Character Presence & Arcs
Tracking characters across your manuscript
The Character Presence Matrix
The Character Presence Matrix is a grid that maps characters against scenes across your entire manuscript. Each cell indicates whether a specific character appears in a specific scene, giving you a comprehensive view of character distribution at a glance.
The most valuable information in the matrix is negative space. Look for long horizontal gaps where a character is absent from multiple consecutive scenes or chapters. If your secondary protagonist disappears for five chapters in the middle of the book, readers may forget about them or lose investment in their storyline. If an antagonist is absent for too long before the climax, their reappearance can feel contrived rather than earned.
Vertical patterns are equally revealing. A scene that involves only one or two characters when your story typically runs ensemble scenes might feel isolated from the main narrative. A scene packed with every named character might be trying to do too much. The matrix helps you see these density patterns without re-reading every page.
Pay special attention to the first and last few chapters in your matrix. Characters who appear in the opening and then vanish create unfulfilled expectations. Characters who appear in the climax without adequate earlier presence feel like they were dropped in to solve problems rather than earning their role in the resolution.
Character Ranking
The Character Ranking view provides quantitative analysis of each character's footprint in your manuscript, measured by both word count and scene frequency. These numbers tell you who is actually occupying the most narrative real estate, which sometimes diverges significantly from who you think your main characters are.
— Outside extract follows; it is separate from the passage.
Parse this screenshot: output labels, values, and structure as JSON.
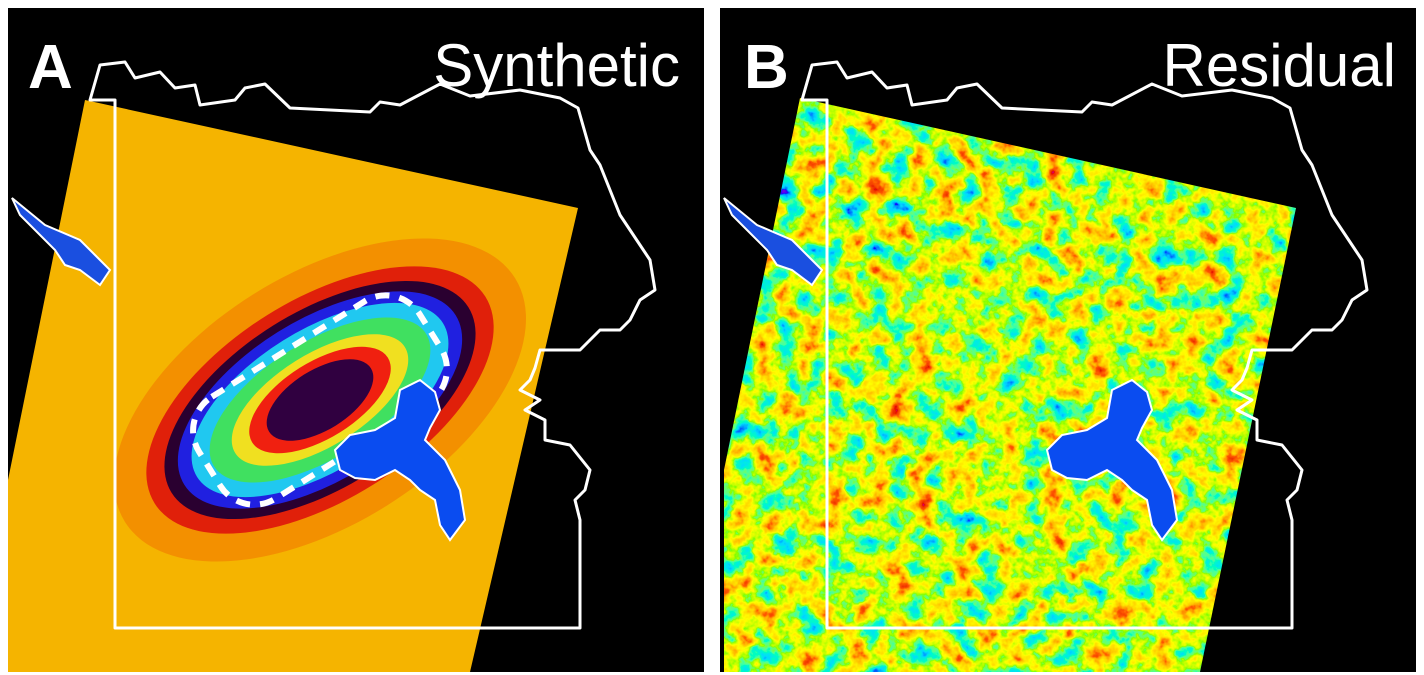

Your protagonist should typically lead the ranking by a clear margin. If a secondary character commands more word count than your lead, it is worth asking whether the story has drifted toward the wrong center of gravity or whether your protagonist needs more development. Neither answer is necessarily wrong, but the question is worth asking deliberately rather than discovering it after publication.
Scene frequency and word count do not always correlate, and the discrepancy tells a story. A character who appears in many scenes but has low word count is present but passive, possibly serving as a background figure who needs either more agency or fewer appearances. A character with high word count but few scenes might be dominating the scenes they appear in, which could mean they are fascinating or that they are monopolizing narrative space at the expense of other characters.
Character Ranking is particularly useful for multi-POV novels. If you intend to give three viewpoint characters roughly equal weight, the ranking data will confirm whether your execution matches that goal or whether one POV has quietly consumed more than their share.